By Tim Kalinowski
Lauren Boychuk, daughter of Redcliff’s favourite son George Hope, recently won big at the American Quarter Horse Association World Championship Show in Amarillo, Texas. Boychuk and her horse “Ima Miss in Texas” beat a field of 47 riders to win the cattle boxing world title for 2016. It’s been a great year on the competition circuit for Boychuk, who was the North American overall points leader in 2015 in all the AQHA cattle horse categories. In July, Boychuk also won the Boxing Spectacular in Flagstaff, Arizona by winning the highest overall point total in cutting, reining and boxing combined.
High performance athletes like Boychuk usually can look back on a lifetime of training to get to this level of success in their sporting careers; not so Boychuk, who has only been competing for the past five years.
“I grew up riding, but when my kids were growing up I didn’t ride very much,” explains Boychuk. “We didn’t have enough time or money for all of us to do it. So I let them do it. I started riding again when my youngest daughter graduated from high school. Five years ago in September, I phoned Jason Grimshaw, he was the trainer for my oldest daughter and was in Louisiana at the time. I phoned him and I was going down to his daughter’s wedding and I said: I want to ride with you.”
Boychuk started travelling to Louisiana on a monthly basis to train with Grimshaw, and made an investment in her first high performance quarter horse, a mare aptly named Porsche. She now has a stable of three supreme mares: Porsche, Ima A Miss in Texas and her most recent acquisition Bucklebunny.

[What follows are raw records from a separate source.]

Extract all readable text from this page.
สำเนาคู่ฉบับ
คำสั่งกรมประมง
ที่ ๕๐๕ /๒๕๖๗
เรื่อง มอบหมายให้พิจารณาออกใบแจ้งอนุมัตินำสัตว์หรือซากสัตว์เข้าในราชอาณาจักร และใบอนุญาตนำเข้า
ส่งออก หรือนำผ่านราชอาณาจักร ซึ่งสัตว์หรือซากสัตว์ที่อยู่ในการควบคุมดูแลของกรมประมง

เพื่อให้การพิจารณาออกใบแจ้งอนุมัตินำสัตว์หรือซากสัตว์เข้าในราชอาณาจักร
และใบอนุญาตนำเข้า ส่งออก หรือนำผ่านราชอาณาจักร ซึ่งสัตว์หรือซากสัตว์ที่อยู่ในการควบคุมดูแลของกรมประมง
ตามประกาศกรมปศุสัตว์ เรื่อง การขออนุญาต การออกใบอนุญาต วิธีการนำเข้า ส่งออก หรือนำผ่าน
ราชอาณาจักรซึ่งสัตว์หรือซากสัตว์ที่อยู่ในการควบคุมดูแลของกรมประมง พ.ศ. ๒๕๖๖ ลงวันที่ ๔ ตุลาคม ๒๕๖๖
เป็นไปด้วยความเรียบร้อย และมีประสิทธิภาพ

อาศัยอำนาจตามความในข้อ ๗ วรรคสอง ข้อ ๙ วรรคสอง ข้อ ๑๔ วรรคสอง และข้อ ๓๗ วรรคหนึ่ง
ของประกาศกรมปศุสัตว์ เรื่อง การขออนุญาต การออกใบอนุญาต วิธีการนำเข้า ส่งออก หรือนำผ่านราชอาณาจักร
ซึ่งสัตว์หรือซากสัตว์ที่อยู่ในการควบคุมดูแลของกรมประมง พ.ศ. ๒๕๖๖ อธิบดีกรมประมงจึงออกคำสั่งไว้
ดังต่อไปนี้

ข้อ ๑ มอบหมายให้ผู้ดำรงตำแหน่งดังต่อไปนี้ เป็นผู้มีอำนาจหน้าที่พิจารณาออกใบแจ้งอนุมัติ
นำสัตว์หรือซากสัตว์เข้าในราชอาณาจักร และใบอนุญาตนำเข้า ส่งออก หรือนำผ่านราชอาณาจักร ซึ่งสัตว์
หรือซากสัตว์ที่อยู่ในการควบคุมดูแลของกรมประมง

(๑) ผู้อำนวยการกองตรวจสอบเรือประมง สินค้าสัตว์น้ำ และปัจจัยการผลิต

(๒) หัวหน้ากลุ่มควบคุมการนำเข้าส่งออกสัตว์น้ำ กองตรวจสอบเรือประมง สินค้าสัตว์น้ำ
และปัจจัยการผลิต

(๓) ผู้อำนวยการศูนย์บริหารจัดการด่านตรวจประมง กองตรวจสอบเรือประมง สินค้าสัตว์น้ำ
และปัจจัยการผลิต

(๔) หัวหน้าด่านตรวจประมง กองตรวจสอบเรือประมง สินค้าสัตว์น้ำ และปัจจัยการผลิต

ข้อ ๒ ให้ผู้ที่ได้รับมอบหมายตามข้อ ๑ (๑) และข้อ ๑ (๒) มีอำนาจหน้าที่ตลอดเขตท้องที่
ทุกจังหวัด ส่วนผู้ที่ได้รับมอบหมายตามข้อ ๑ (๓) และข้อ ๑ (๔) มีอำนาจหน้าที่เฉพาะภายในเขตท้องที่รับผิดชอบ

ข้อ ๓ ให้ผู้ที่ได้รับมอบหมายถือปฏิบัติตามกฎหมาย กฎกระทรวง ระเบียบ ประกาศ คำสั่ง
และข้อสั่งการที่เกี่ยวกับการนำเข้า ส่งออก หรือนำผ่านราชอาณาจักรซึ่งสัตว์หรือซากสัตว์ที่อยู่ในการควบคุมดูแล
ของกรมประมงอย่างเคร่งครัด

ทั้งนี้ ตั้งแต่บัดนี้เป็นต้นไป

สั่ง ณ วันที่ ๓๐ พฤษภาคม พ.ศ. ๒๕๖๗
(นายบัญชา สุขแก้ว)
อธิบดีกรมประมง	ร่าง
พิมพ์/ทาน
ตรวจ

“I just love it,” says Boychuk. “I am very passionate about it. My dad gave me a great passion for horses. You don’t just ride them; you have to love them. You have to work as a team. You have to think about them and how the feel when you go into the ring, and have that good communication. The more they love you, the better they will work for you. I have a great trainer and I have great horses.”
Boychuk explains what boxing is for those readers who might not be familiar with the sport.
“You have 50 seconds, and you do your reining pattern first. And then they let one cow out and you have to hold the cow down at the end of the arena and not let it get past you. Your horse has to stop and rollback. Stop and rollback. Stop and rollback. The faster the cow goes the faster you horse has to go. If you get behind you lose points. If you go too far past you lose points. If the cow gets away— of course you are going to lose points. It’s very precise and technical riding.”
Boychuk might have gotten a late start in her competitive riding career, but she is now happily making up for lost time. She believes what gives her that little extra edge as a rider is her upbringing on her dad’s ranch, and the special way she learned how to ride.
“It’s amazing to me that it has only been five years,” says Boychuk with a big smile. “It was a big jump for me when I started training with Jason; with a big learning curve. One thing I do have is very good balance, because I learned to ride bareback on my dad’s ranch. I only rode bareback until I was fourteen-years old.”
Boychuk has several months of competitions still ahead of her to end 2016. She aims to continue the pattern of success she has had for the past few years. She is gaining a winning reputation in the field, and those in the know have begun calling.
“All the western magazines are calling me for an interview, and I am thinking this is crazy,” she says with a laugh. “I just went in there (at Amarillo) and rode my horse like I always do.”